HC Care Kaş ve Kirpik Serumu

 HC Care Kaş ve Kirpik Serumu ile tanıştım, sizi de tanıştırmak istedim.  Markanın böyle bir ürün çıkardığını görünce çok sevindim, çünkü HC Care ürünlerinin bir çoğunu denedim. HC Complex ve aydınlatıcı peeling başta olmak üzere birçok ürününü severek kullandım, faydasını gördüm. Kaş kirpik serumunun da o derece başarılı olacağına eminim.

HC Care Kaş ve Kirpik Serumu




Hemen fazla uzatmadan ürüne geçeyim. 6 ml boyutunda cam şişede. Oje şişesi gibi. Sünger uçlu bir aplikatörü var. Yine dışı bildiğimiz HC Care tasarım kutusu.

Fotoğrafta gördüğünüz gibi kaşımda bir boşluk var, bu halde çektim fotoğrafı ve hemen kullanmaya başladım. İlk izlenim olarak gözlerimde yanmaya sebep olmadı. Uygulaması da kolay, aplikatör işlevsel.

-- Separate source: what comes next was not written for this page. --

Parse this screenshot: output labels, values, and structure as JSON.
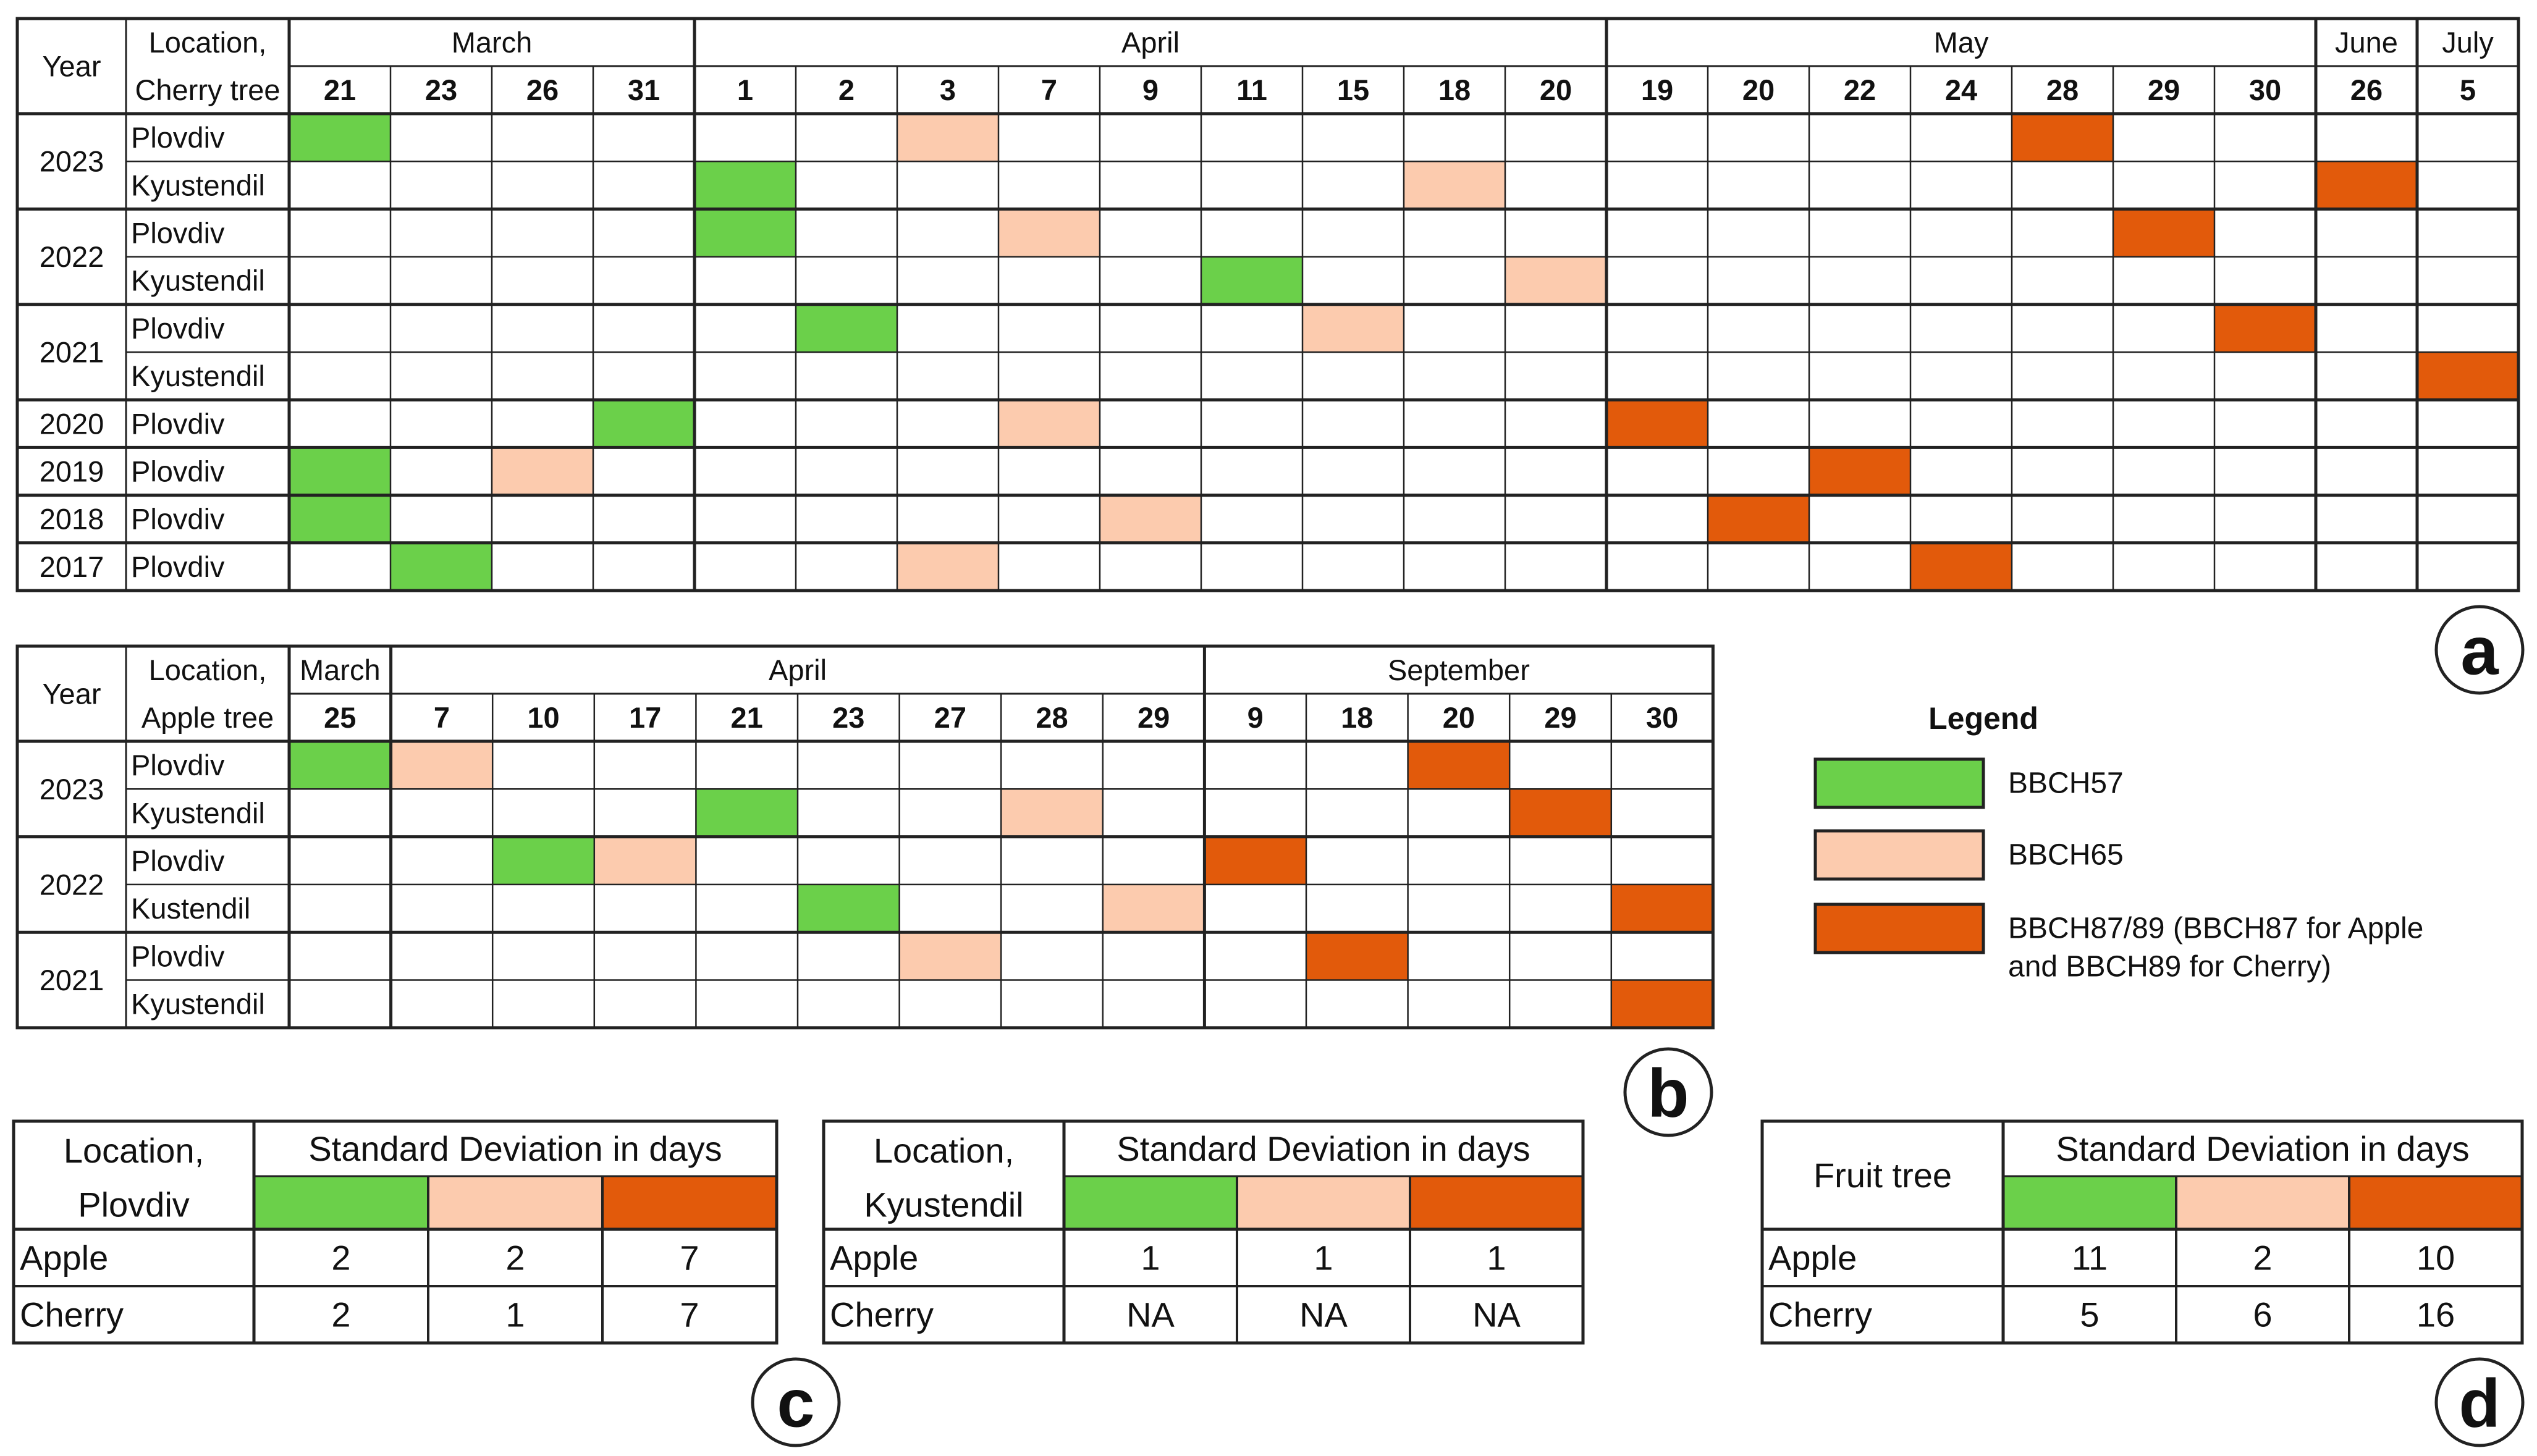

Vaatlerinde şöyle diyor: İçerdiği doğal bileşenlerle kıl köklerini besleyerek uzatan, güçlendiren ve dökülmelerini engellemeye yardımcı güçlendirici kaş ve kirpik serumu. 

kaş kirpik serumu


İçeriği de şu şekilde anlatılmış.

Hyaluronik Asit: Cildi nemlendirerek kuruluktan dolayı oluşan dökülmeleri engellemeye yardımcı olur.

Procapil: Zeytin ağacı yapraklarından elde edilen vitaminli bir matrikin ile apigenin ve oleanolik asidin birleşimidir. Kıl kökü foliküllerinin üzerinde koruyucu ve onarıcı etki sağlayarak dökülme sürecini yavaşlatır. 

WkPep Pro-Lash: Bimatoprost ve Minoksidilden daha güçlü etkiye sahip kirpik büyümesi üzerinde çalışan etkili bir peptid kompleksidir. Kirpiklerin daha kalın ve uzun olmasına yardımcı olur.

Redensyl: Saç,kaş ve kirpik dökülmesine karşı en yeni buluş ve kıl ekimine en iyi alternatiftir. Redensyl kıl kökü büyümesini desteklemek için kök hücreleri yeniden aktive eden 4 molekülün sinerjik bir karışımıdır. 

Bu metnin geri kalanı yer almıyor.